茶一郎

勝手にふるえてろの茶一郎のレビュー・感想・評価

勝手にふるえてろ(2017年製作の映画)
4.1
 劇場が暗くなると、どこからか聞こえてくるのは松岡茉優のため息。劇中、繰り広げられるのは、松岡茉優扮する中学校の頃の同級生に未だに恋する冴えないOLヨシカの独り言会話劇。そして、映画世界はこの松岡茉優扮するヨシカの脳内から滲み出た想像の世界を直接的に映し出します。
 この何たるや凄まじい「松岡茉優・オン・ステージ」な一本、現代日本リアル版『アメリ』な一本、いや松岡茉優版『アメリ』な一本が今作『勝手にふるえてろ』なのです。
 『桐島部活やめるってよ』にて最恐最悪の義務的キスシーンを見せ戦慄のデビュー、最近では実写版『ちはやふる』のラスボスを見事に演じ切った松岡茉優さんがコメディエンヌとしての才能を遺憾無く発揮するというこの『勝手にふるえてろ』は、『美しい星』、『帝一の國』、『全員死刑』と、優秀なコメディ邦画が豊富だった2017年を見事に締めくくる快作コメディだと思いました。

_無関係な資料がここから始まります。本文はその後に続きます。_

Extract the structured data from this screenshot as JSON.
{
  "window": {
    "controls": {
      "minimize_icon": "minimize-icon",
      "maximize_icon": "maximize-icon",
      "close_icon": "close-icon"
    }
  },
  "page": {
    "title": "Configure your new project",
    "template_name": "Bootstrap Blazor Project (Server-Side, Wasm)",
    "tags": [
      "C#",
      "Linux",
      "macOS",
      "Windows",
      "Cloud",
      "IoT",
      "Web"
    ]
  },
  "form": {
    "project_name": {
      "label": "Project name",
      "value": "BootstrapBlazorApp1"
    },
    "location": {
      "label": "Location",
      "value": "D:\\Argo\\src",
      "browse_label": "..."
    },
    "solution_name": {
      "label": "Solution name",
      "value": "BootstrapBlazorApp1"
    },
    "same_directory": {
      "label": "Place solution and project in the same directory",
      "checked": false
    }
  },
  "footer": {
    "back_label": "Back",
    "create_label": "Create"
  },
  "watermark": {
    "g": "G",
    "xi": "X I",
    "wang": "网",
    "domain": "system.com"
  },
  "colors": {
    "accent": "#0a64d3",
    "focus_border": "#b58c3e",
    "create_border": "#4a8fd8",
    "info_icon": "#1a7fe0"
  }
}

 その自分勝手で、他者を常に上から目線で見下す性格の悪さから周りに友達がおらず結果的に、他者という緩衝材無しに「自分」と「世界」とが直接、対峙している系の人物が主人公の物語。『ウェルカム・ドールハウス』、『ゴーストワールド』、『マーガレット』、近作では『スウィート17モンスター』を筆頭とする所謂、「イタい系主人公モノ」という物があります。今作『勝手にふるえてろ』もこの系譜の作品であり、主人公の妄想・想像が直接、映画世界の描写に反映される様子は『アメリ』を想起させます。
 「イタい系主人公モノ」は主人公のイタさの反面、どこか憎めないキャラクター造形で、観客の興味を惹きつけますが、今作では性格の悪さの裏側に愛嬌がある主人公ヨシカを松岡茉優さんが好演してみせます。脳内ダダ漏れな独り言劇はもちろん、そのアンモナイトの化石を買うほど絶滅した生物好きという奇妙な設定が可愛い。実にこの「もうすでに終わっているモノが好き」という設定は、終わったはずの中学生の頃の同級生を10年以上かけて愛している恋愛の様子とも重ねて語られました。
 
 監督の大九明子氏の繊細な音使い演出や、女性を美しく撮る(OLの雑魚寝をあれほど美しく撮るとは!)手腕も印象的ですが、兎にも角にも、松岡茉優の演技力を全面押し出し、それが成功した時点でこの『勝手にふるえてろ』はかけがえのない作品となったように思います。
 また全編がポップな『アメリ』とは異なり、今作は主人公の行動による結果と責任を重く主人公に負わせることで、主人公ヨシカの気付きと成長を誠実に描きました。彼女の温かかった空想の世界から一変して、ヨシカに冷たい現実を気付かせる。彼女を襲う突然の孤独、その孤独を緩和するのは紛れもなく現実に存在する他者の存在であるというラストも納得です。何とも愛しい作品でした。